08 — AI Consumption & Integration

AI Consumption Model


Section Overview

What This Is

The AI Consumption and Integration section specifies how IDL is serialised for AI consumption and how AI-generated output re-enters the conformance pipeline.

Why It Exists

AI systems that produce design artifacts without a validation gate bypass the compiler's enforcement mechanisms, introducing unvalidated constructs into governed systems.

How It Works

IDL is serialised to JSON at three abstraction levels. AI output is submitted to the validation layer before acceptance. Prompt primitives encode IDL constraints for system prompt injection.

Conceptual Model
IDL spec → JSON
tokens · components · constraints
AI system context
prompt primitives injected
↓ AI-generated IDL JSON output
Validation layer
schema-only compiler pass · mandatory gate
Accepted into design system
or
Rejected — schema violation

AI-generated output bypasses no conformance gates. The validation layer is a mandatory prerequisite for acceptance.

IDL is designed to be consumed by AI systems at multiple levels of abstraction: the token schema (for understanding the value structure of a design system), component specifications (for understanding interface contracts), and constraint definitions (for understanding validation rules). Each layer has a defined JSON serialisation format optimised for LLM context window constraints.

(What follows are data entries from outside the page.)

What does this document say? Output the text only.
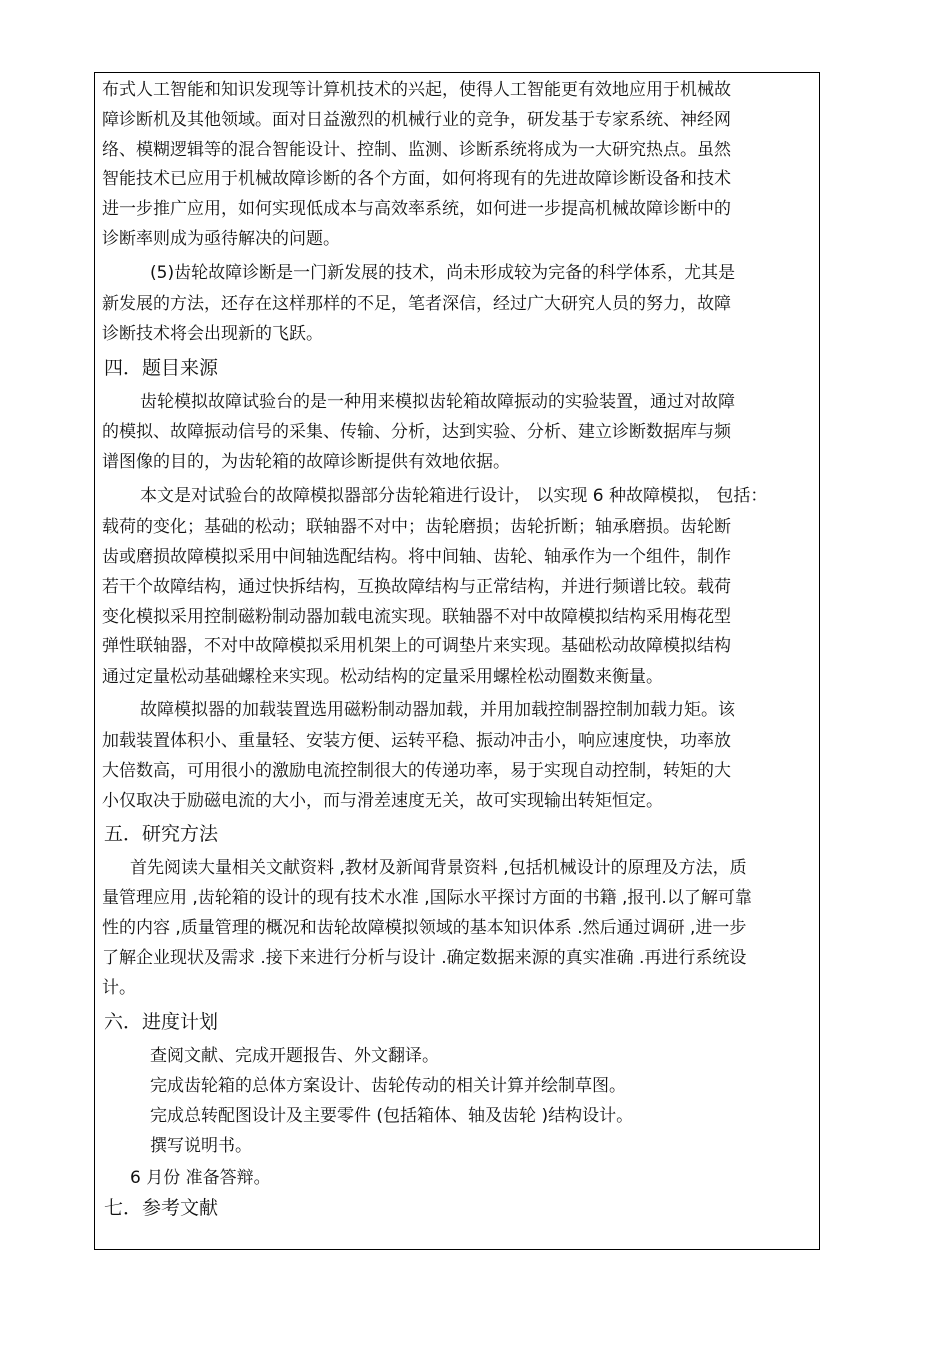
布式人工智能和知识发现等计算机技术的兴起，使得人工智能更有效地应用于机械故
障诊断机及其他领域。面对日益激烈的机械行业的竞争，研发基于专家系统、神经网
络、模糊逻辑等的混合智能设计、控制、监测、诊断系统将成为一大研究热点。虽然
智能技术已应用于机械故障诊断的各个方面，如何将现有的先进故障诊断设备和技术
进一步推广应用，如何实现低成本与高效率系统，如何进一步提高机械故障诊断中的
诊断率则成为亟待解决的问题。
(5)齿轮故障诊断是一门新发展的技术，尚未形成较为完备的科学体系，尤其是
新发展的方法，还存在这样那样的不足，笔者深信，经过广大研究人员的努力，故障
诊断技术将会出现新的飞跃。
四．题目来源
齿轮模拟故障试验台的是一种用来模拟齿轮箱故障振动的实验装置，通过对故障
的模拟、故障振动信号的采集、传输、分析，达到实验、分析、建立诊断数据库与频
谱图像的目的，为齿轮箱的故障诊断提供有效地依据。
本文是对试验台的故障模拟器部分齿轮箱进行设计， 以实现 6 种故障模拟， 包括：
载荷的变化；基础的松动；联轴器不对中；齿轮磨损；齿轮折断；轴承磨损。齿轮断
齿或磨损故障模拟采用中间轴选配结构。将中间轴、齿轮、轴承作为一个组件，制作
若干个故障结构，通过快拆结构，互换故障结构与正常结构，并进行频谱比较。载荷
变化模拟采用控制磁粉制动器加载电流实现。联轴器不对中故障模拟结构采用梅花型
弹性联轴器，不对中故障模拟采用机架上的可调垫片来实现。基础松动故障模拟结构
通过定量松动基础螺栓来实现。松动结构的定量采用螺栓松动圈数来衡量。
故障模拟器的加载装置选用磁粉制动器加载，并用加载控制器控制加载力矩。该
加载装置体积小、重量轻、安装方便、运转平稳、振动冲击小，响应速度快，功率放
大倍数高，可用很小的激励电流控制很大的传递功率，易于实现自动控制，转矩的大
小仅取决于励磁电流的大小，而与滑差速度无关，故可实现输出转矩恒定。
五．研究方法
首先阅读大量相关文献资料 ,教材及新闻背景资料 ,包括机械设计的原理及方法，质
量管理应用 ,齿轮箱的设计的现有技术水准 ,国际水平探讨方面的书籍 ,报刊.以了解可靠
性的内容 ,质量管理的概况和齿轮故障模拟领域的基本知识体系 .然后通过调研 ,进一步
了解企业现状及需求 .接下来进行分析与设计 .确定数据来源的真实准确 .再进行系统设
计。
六．进度计划
查阅文献、完成开题报告、外文翻译。
完成齿轮箱的总体方案设计、齿轮传动的相关计算并绘制草图。
完成总转配图设计及主要零件 (包括箱体、轴及齿轮 )结构设计。
撰写说明书。
6 月份 准备答辩。
七．参考文献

Why a Defined AI Consumption Model

AI systems increasingly generate design system artifacts — token values, component specifications, pattern compositions. Without a defined consumption model, these systems receive IDL information in ad-hoc formats and produce output that bypasses compiler validation. This section formalises AI as a class of IDL consumer subject to the same conformance requirements as human authors.

Serialisation Levels

LevelContentsContext Window Size
Token schemaAll token declarations, types, tier assignments, alias chainsOptimised for single-call consumption (~8K tokens)
Component specificationSingle component props, slots, states, variants, token referencesOptimised for per-component calls (~4K tokens)
Constraint definitionsAll normative constraint declarations for a given sectionOptimised for targeted validation calls (~2K tokens)

AI as an IDL Producer

AI systems that generate IDL-conformant output are treated as IDL producers. Their output is submitted to the IDL validation layer before acceptance into a governed design system. There is no trust differential between AI-generated and human-authored IDL output — both are evaluated by the same compiler against the same constraints. The compiler is the conformance authority regardless of who or what produced the source.